Dass diese knallrote Schule das primär deshalb getan hat, weil sie im Gegensatz zu fast allen anderen vorher an Schülermangel gelitten hat (hat das vielleicht gar mit der Qualität jener Schule zu tun?), sei nur am Rand vermerkt. Relevanter ist, mit welchen billigen Schmähs hier schon vom Start weg der Schulversuch Gesamtschule zu einem Erfolg hochgejubelt werden soll.
Dabei ist das einzige, was man heute schon fix sagen kann: So wie der Schulversuch jetzt aufgestellt ist, kann es niemals eine objektive Evaluation geben. Denn erstens bekommen die Gesamtschulen viel mehr Lehrer; ein Vergleich wäre aber nur dann objektiv, wenn alle Schulen gleich gut ausgestattet würden. Wofür aber diese seltsame Unterrichtsministerin keine Sekunde gekämpft hat. Was leider auch niemals finanzierbar ist.

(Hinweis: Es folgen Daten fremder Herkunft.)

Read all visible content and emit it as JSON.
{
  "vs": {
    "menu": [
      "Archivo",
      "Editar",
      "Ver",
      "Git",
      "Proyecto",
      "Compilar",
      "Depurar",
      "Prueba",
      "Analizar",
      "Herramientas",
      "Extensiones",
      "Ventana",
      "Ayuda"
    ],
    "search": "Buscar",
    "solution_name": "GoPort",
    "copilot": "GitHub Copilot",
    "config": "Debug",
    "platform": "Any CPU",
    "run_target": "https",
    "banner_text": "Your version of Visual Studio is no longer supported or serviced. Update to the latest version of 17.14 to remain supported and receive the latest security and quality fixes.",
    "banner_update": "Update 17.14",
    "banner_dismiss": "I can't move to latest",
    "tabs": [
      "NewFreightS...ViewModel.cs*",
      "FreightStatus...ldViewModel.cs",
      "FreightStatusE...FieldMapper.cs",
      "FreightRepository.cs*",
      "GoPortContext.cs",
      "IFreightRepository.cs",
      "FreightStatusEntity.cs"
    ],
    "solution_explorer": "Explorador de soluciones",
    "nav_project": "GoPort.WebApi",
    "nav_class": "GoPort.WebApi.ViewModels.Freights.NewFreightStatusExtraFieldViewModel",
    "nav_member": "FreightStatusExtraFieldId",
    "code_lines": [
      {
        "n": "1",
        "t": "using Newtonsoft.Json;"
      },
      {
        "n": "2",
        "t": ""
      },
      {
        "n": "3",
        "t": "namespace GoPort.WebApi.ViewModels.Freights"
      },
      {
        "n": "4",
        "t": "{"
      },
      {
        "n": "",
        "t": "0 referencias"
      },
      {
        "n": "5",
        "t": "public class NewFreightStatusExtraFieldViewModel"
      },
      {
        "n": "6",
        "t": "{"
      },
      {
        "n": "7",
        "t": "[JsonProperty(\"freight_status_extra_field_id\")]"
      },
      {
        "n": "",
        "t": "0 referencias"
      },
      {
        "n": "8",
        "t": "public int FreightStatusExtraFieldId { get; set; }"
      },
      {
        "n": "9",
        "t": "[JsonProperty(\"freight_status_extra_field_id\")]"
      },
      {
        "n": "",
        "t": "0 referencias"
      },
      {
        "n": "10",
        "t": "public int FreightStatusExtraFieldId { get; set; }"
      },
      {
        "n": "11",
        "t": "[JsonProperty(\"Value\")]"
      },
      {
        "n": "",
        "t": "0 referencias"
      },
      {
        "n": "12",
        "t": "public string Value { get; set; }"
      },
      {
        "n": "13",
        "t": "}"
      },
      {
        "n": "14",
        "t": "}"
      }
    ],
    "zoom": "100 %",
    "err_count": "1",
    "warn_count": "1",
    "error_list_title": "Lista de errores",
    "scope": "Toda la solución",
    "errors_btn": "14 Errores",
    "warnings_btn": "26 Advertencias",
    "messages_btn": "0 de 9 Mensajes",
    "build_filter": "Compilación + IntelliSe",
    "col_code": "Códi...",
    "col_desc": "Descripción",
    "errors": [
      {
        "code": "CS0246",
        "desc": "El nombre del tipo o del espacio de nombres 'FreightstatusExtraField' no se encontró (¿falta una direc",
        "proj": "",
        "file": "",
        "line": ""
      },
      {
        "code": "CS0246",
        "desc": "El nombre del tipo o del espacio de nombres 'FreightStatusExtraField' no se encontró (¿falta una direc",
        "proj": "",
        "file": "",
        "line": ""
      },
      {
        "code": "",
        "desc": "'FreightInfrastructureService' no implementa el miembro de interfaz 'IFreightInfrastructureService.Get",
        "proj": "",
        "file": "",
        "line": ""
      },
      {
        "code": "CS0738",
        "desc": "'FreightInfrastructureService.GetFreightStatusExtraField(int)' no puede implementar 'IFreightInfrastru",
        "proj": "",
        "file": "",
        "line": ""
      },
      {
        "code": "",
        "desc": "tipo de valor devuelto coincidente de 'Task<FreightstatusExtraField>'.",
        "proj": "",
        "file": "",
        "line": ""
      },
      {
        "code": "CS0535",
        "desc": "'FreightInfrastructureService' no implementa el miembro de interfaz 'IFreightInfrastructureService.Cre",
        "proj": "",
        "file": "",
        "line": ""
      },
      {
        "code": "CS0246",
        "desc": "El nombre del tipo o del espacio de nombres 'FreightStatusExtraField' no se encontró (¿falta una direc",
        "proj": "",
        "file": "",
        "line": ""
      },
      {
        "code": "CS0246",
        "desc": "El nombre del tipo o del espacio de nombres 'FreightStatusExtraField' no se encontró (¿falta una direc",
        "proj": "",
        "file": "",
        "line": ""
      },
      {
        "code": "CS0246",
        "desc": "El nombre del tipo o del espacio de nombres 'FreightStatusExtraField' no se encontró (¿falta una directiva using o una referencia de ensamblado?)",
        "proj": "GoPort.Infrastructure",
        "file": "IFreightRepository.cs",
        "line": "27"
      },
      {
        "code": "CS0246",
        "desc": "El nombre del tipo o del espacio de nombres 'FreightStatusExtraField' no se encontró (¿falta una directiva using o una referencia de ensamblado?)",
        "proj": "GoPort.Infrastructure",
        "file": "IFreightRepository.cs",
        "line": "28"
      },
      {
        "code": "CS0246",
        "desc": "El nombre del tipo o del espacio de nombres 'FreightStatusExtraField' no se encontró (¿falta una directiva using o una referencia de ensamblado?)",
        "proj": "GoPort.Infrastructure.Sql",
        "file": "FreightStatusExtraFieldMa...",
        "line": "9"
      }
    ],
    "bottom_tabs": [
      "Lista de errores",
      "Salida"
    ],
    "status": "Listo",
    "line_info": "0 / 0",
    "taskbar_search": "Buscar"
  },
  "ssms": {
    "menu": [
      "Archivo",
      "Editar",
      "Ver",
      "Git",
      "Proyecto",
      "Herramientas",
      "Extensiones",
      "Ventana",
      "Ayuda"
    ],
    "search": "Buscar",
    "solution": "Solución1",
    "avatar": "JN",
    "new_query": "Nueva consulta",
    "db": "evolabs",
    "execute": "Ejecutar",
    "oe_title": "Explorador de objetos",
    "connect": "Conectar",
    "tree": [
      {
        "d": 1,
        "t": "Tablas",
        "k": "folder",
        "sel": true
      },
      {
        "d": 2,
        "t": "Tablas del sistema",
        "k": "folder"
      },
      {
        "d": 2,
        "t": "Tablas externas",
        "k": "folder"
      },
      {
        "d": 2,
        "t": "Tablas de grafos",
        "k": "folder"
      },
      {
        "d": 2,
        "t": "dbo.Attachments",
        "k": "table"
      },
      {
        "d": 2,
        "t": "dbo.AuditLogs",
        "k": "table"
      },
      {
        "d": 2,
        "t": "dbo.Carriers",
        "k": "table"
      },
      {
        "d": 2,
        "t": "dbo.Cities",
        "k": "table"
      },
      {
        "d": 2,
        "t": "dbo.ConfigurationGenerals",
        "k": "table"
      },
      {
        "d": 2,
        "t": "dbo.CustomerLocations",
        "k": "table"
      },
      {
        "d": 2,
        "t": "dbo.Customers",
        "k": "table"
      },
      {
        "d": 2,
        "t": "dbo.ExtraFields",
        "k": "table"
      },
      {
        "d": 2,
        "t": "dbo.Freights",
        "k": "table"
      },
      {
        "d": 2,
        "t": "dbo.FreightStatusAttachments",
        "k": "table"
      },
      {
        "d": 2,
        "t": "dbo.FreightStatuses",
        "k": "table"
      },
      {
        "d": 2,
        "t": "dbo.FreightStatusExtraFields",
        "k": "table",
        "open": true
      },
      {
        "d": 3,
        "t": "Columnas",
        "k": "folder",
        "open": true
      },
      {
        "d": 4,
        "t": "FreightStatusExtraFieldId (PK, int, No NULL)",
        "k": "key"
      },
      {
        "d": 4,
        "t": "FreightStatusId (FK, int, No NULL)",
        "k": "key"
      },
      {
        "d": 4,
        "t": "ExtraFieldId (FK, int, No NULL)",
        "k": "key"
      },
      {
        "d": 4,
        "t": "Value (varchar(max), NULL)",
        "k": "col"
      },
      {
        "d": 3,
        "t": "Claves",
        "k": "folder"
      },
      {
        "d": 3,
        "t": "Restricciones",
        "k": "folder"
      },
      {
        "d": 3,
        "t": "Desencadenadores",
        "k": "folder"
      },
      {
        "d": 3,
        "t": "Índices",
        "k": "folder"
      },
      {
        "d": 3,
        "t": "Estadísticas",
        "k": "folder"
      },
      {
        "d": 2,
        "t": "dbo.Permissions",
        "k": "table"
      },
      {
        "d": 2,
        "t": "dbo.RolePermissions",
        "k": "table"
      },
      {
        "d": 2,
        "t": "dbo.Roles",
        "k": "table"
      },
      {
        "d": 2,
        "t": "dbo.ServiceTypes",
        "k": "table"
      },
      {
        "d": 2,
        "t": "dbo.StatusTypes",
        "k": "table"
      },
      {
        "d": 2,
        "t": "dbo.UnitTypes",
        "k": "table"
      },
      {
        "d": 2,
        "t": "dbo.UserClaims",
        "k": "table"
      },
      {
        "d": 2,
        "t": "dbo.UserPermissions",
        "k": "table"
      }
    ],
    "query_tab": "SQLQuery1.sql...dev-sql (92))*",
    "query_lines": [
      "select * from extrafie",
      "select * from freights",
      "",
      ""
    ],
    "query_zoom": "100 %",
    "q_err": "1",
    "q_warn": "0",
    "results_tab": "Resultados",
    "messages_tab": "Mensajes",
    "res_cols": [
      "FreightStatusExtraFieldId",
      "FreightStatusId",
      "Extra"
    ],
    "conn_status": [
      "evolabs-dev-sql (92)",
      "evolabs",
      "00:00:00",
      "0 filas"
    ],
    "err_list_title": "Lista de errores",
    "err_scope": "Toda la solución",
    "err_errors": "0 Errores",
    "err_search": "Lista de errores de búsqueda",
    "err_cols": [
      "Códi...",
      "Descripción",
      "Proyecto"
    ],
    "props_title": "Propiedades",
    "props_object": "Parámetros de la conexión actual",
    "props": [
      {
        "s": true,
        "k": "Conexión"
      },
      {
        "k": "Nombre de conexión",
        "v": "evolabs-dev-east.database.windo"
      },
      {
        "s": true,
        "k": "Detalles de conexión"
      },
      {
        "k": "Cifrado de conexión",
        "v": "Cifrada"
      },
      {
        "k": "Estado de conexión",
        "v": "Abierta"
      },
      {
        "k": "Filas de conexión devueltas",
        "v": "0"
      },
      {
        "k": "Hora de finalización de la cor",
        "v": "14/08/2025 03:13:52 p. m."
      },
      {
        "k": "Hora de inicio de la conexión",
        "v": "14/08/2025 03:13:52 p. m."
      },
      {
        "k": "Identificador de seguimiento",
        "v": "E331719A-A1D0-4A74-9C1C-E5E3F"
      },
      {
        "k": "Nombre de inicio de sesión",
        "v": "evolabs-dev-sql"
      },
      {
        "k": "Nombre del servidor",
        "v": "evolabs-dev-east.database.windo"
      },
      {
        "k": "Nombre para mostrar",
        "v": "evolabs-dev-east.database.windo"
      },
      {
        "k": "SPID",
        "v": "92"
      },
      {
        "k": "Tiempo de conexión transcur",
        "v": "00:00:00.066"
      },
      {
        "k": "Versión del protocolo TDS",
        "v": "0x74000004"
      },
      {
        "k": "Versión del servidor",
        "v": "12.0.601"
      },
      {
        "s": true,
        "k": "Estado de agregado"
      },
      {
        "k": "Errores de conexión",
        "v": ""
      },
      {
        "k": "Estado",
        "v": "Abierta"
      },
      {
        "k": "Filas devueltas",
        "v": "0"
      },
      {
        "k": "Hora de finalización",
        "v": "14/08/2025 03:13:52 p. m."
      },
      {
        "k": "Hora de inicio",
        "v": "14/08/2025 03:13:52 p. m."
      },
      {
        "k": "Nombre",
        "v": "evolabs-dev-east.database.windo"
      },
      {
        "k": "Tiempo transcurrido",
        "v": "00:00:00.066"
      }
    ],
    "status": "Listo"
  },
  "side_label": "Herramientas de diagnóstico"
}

Und zweitens weiß man aus vielen Schulen, dass parteiideologisch geprägte Direktoren massiven Druck auf die Lehrer ausüben, keine negativen Noten zu geben. Daher sind natürlich solche Jubelmeldungen, wie sie jetzt zum Semesterbeginn verbreitet werden, ein völliger Holler. Denn dieser Druck wird im Erfolgszwang der Gesamtschulbefürworter noch viel größer.
Will man wirklich objektiv testen, dann muss es in allen konkurrierenden Schulsystemen gleiche Startchancen geben und am Ende des Versuchs einen objektiven externen Test über die Ergebnisse. Wobei sich leider schon die Informationen mehren, dass die vom Unterrichtsministerium etwa für die Matura vorbereiteten einheitlichen Aufgaben viel zu leicht sind: Gute Schulen erreichen diese Anforderungen schon in der sechsten AHS-Klasse. Das macht die Objektivierung solcher Tests umso wichtiger.
Noch wichtiger aber wäre, dass dieser sozialistischen Gleichmacherei ein prinzipieller Widerstand entgegengesetzt wird. Der sich sowohl auf christliche wie auf liberale Werte stützen kann. Die da etwa wären: Mehr persönliche Entscheidungsfreiheit, Verteidigung der Rechte der Eltern, Vielfalt, Wettbewerb, Leistung statt Gratiszeugnissen.
Und wer diese Werte nicht teilt, der soll zumindest eines bedenken: In anderen Ländern haben die Kinder in den anspruchsvolleren (meist privaten) Schulen mit 14 schon drei Sprachen zu lernen begonnen. Wie soll das in einer Gesamtschule möglich sein, wo so viele Kinder mangels familiärer Lesekultur oder Migranten-Abstammung schon mit Deutsch gewaltige Probleme haben?
Wenn auf diesen Hinweis die billige Antwort "Innere Differenzierung" kommt, dann heißt das mit anderen Worten: Die Kinder gehen durchs gleiche Schultor, sind aber ansonsten den ganzen Tag über getrennt, so wie bisher Hauptschüler und Gymnasiasten. Freilich werden dieses gemeinsame Schultor und die damit verbundene Reorganisation Milliarden kosten.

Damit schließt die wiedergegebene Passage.